Pulling me out of the memory of dirty pavements and dark alley ways was always the fresh morning, which is probably why I liked the smell of the newly washed pavements and roads.
Cannes is where I go to buy my fish for the Bouillabaise I make, the market still has fish stands where the local fishermen sell their catch which is a rare thing nowadays. so you can buy the small rock fish necessary for making the bouillabase.
Anyway we went from Cannes to St Tropez and we joined the sail boat racing in the annual races there at the end of September. The weather was cooler and the racing serious, we were joined by a lot of other sailors and I was the chief sandwich maker. Although I stayed working on the boat for so many years I never really become a sailor I found it all too scary, expecially when there was a lot of wind and the sails filled to capacity and we were ploughing ahead at 12 knots and sometimes faster, then in a race you have to manouvre the boat and the sails and not smach into another boat, which is what we did in St Tropez, it was an accident, both boats were too close, but we got hole in our hull and sea water started gushing in.

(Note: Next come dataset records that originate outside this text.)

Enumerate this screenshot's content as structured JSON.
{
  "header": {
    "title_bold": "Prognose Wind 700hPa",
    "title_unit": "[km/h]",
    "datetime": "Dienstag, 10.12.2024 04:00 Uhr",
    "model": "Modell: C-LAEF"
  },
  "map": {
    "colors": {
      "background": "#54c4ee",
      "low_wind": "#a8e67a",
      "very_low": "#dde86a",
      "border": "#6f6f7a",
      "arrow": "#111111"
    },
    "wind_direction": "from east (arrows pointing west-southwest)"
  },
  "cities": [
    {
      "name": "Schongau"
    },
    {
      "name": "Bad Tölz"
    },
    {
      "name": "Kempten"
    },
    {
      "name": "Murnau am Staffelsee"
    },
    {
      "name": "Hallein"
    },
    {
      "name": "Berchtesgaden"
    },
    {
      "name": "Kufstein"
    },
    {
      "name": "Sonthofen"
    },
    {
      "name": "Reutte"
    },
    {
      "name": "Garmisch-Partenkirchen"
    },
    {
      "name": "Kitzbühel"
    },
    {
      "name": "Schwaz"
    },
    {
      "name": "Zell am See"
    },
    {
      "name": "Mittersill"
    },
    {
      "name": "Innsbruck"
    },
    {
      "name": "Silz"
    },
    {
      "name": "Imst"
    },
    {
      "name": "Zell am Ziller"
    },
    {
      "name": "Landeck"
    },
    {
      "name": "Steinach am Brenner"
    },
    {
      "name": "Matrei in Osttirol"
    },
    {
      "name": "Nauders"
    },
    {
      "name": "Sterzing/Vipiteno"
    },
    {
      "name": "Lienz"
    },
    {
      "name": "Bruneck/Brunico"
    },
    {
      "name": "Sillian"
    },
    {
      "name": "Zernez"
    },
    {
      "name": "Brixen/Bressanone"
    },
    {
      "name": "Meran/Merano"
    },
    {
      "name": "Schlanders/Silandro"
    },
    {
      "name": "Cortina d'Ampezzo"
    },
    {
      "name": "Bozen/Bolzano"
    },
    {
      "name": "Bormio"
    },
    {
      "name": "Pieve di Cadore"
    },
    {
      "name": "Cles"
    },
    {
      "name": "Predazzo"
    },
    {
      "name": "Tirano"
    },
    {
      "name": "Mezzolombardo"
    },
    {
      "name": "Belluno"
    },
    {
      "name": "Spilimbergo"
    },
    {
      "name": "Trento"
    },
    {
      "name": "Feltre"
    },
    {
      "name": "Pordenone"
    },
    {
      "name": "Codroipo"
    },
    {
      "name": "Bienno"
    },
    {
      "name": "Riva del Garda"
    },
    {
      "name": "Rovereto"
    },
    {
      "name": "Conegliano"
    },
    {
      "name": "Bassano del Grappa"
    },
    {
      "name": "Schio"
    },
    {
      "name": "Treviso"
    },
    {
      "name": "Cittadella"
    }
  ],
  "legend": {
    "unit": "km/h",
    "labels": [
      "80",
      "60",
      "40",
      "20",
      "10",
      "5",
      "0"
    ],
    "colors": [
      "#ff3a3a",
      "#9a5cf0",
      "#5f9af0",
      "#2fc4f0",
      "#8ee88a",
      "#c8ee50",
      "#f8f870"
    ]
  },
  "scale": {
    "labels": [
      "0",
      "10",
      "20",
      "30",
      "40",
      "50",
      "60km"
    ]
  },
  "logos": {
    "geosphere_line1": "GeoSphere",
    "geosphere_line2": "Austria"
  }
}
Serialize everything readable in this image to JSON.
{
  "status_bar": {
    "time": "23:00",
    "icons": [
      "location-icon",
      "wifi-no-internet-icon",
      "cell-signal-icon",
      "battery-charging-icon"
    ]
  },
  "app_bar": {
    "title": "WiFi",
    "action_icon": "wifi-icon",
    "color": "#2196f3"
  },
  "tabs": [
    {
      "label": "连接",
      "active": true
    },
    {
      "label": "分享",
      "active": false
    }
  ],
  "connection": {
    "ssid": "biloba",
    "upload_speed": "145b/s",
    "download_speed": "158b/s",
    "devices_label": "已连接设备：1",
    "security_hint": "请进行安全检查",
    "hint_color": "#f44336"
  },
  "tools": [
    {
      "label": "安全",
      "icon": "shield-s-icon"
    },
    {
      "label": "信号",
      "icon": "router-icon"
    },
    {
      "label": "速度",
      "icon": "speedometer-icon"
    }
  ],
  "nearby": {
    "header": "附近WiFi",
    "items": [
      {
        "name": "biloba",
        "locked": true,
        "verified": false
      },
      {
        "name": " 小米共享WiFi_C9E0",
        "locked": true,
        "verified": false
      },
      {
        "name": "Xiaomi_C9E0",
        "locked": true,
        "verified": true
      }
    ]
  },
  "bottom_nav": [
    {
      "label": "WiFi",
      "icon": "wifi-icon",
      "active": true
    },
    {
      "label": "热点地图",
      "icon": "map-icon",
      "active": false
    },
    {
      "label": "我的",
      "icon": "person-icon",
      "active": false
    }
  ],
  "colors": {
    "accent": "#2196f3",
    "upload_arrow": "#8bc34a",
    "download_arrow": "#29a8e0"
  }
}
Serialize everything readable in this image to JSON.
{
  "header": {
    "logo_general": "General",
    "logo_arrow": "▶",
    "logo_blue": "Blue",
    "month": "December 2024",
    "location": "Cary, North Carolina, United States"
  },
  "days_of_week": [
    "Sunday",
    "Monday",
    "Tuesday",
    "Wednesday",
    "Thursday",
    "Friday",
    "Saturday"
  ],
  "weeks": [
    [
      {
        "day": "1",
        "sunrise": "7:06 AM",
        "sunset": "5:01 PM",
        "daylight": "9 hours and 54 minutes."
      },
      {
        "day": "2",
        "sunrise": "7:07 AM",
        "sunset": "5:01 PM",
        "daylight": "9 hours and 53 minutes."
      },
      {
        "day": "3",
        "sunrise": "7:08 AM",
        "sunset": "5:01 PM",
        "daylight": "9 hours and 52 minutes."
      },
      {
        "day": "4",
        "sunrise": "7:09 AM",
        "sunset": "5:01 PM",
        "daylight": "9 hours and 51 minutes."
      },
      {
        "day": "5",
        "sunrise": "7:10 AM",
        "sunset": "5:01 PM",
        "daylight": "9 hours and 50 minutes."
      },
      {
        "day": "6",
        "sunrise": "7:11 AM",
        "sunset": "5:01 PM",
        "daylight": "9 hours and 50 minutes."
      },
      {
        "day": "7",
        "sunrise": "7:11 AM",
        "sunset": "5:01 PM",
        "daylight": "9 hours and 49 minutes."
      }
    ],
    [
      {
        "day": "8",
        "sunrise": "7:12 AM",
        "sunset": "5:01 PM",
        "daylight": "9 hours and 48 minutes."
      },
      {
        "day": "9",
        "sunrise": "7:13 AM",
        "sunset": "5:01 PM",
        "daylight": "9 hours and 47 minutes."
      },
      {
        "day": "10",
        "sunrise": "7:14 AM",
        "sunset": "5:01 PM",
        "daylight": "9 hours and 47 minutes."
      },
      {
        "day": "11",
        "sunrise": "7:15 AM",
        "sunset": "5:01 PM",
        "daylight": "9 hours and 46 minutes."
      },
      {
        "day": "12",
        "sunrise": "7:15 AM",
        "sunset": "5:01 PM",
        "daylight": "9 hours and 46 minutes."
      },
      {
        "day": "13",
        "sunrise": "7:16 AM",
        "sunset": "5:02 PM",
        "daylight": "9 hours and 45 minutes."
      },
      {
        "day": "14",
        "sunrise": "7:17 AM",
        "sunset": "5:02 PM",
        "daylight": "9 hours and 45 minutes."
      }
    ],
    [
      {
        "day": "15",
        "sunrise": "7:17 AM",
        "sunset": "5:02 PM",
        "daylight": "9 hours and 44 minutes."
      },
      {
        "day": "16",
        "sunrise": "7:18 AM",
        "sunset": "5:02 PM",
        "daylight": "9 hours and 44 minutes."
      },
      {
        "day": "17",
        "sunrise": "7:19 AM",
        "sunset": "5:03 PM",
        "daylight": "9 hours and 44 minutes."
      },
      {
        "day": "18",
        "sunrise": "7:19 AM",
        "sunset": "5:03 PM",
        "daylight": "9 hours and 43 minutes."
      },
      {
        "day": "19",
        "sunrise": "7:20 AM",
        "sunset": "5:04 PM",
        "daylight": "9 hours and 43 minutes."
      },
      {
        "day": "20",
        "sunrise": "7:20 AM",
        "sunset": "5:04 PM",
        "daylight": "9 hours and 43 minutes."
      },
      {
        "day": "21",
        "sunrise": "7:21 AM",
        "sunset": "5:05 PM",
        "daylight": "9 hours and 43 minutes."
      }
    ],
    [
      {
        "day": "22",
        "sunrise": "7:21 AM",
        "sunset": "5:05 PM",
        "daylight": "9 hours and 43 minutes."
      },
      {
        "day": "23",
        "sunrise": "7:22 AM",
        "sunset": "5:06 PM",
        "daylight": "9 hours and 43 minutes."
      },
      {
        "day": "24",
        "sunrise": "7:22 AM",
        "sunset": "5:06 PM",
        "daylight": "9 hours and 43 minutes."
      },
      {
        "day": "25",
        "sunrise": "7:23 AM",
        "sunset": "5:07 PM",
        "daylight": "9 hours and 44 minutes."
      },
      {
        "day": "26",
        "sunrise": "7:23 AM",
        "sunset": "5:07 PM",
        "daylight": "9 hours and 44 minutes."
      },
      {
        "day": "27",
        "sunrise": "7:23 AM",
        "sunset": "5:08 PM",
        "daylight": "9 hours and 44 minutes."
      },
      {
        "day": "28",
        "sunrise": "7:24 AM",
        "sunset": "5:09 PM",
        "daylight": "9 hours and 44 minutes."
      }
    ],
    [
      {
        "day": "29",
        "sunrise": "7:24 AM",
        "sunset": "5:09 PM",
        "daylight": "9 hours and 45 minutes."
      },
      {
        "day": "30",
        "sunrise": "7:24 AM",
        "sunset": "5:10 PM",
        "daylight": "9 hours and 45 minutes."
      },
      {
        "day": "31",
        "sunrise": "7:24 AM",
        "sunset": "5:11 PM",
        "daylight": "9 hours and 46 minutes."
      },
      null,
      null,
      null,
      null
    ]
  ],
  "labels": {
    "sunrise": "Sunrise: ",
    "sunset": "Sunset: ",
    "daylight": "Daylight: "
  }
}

All the boys rushed into action to rig up a makeshift plank that would block the water from coming in. We limped slowely into the ship yard, where the boat had to come out of the water on the hard to be fixed.
Our next journey was to Palma, rough seas all the way, grey rainy days and plenty of seasickness. Smashing into the waves and having the sea swooshing over the top of the boat was a frightening experience for a new sailor. I preferred to stay inside in the dry. But becoming part of the crew on this ship also meant that I had to learn to sail and to navigate, and be part of the whole.
Good to see you back here...I have missed your words and I miss you hugely...Love you xxx
Posted by: elliebaker@aol.com | August 05, 2011 at 01:13 AM
Enjoyed every word of your gritty and real story. Thank you, Tess! That's my kind of read. More please!